The Toronto Stock Exchange’s S&P/TSX composite index was down 75.58 points, or 0.45%, at 16,821.76, on track for its biggest weekly loss in two months.
* Financials were the biggest decliners on the main index as shares in TD Bank dropped 3% and CIBC slid 5% after posting smaller-than-expected quarterly earnings.
* Canadian Western Bank also dropped 6% after poor results. The week has seen shares of major banks including Royal Bank of Canada falling, as sliding investment banking fees, pressure on margins and an increasingly weak credit environment led to disappointing results.
* Investors have also been grappling with conflicting headlines on the U.S.-China trade deal. Earlier this week, U.S. President Donald Trump said the deal might have to wait until after U.S. elections in November 2020. However, trade hopes were revived on Wednesday after a report said the two sides were moving closer to a preliminary deal.

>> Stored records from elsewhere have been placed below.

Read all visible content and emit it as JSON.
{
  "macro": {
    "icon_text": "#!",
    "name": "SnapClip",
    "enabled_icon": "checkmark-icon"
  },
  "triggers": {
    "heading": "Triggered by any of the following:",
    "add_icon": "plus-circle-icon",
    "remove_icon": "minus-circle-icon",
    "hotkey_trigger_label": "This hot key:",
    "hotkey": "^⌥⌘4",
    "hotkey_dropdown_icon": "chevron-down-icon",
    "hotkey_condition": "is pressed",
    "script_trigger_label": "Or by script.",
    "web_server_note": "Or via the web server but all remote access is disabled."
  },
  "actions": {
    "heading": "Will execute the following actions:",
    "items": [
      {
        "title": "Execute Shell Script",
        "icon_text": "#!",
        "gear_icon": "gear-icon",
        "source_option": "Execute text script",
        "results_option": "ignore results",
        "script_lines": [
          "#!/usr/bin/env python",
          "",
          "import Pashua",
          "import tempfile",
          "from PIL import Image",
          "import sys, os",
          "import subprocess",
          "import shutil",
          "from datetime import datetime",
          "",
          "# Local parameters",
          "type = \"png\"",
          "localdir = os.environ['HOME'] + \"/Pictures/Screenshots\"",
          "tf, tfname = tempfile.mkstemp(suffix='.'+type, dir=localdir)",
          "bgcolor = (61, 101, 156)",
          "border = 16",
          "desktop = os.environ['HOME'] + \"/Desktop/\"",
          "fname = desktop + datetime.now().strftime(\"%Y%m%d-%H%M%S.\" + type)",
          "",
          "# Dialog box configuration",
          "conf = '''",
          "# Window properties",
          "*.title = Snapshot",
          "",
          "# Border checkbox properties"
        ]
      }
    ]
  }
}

* Energy shares dipped 0.1% after rallying in the previous session due to a jump in oil prices ahead of an OPEC meeting, where members are expected to agree on deeper output cuts.

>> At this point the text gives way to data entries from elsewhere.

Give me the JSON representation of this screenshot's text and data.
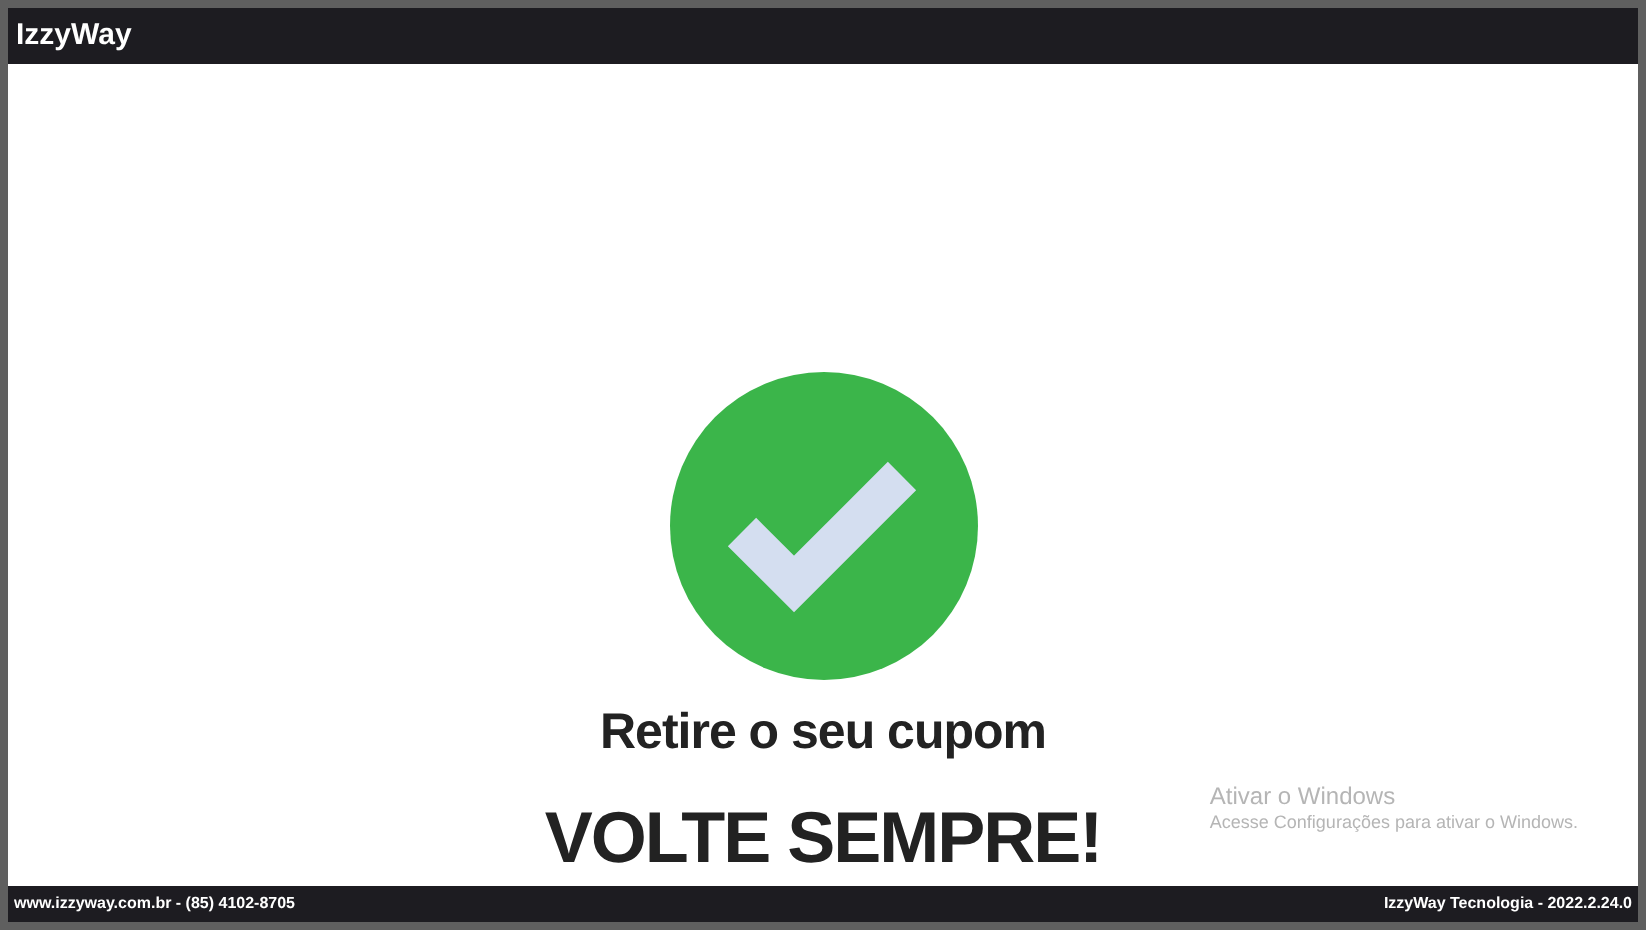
{
  "header": {
    "title": "IzzyWay"
  },
  "message": {
    "instruction": "Retire o seu cupom",
    "farewell": "VOLTE SEMPRE!"
  },
  "windows_notice": {
    "title": "Ativar o Windows",
    "text": "Acesse Configurações para ativar o Windows."
  },
  "footer": {
    "contact": "www.izzyway.com.br - (85) 4102-8705",
    "version": "IzzyWay Tecnologia - 2022.2.24.0"
  }
}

* On the TSX, 130 issues were higher, while 95 issues declined for a 1.37-to-1 ratio favouring gainers, with 35.86 million shares traded.
* The largest percentage gainer on the TSX was Turquoise Hill Resources, which jumped 3.1%, followed by iA Financial Corp, which rose 2.9%.
* Eldorado Gold fell 6%, the most on the TSX, and the second-biggest decliner was CIBC, down 5.5%.
* The most heavily traded shares by volume were Toronto-Dominion Bank, Canadian Natural Resources and CIBC.
* The TSX posted nine new 52-week highs and no new lows.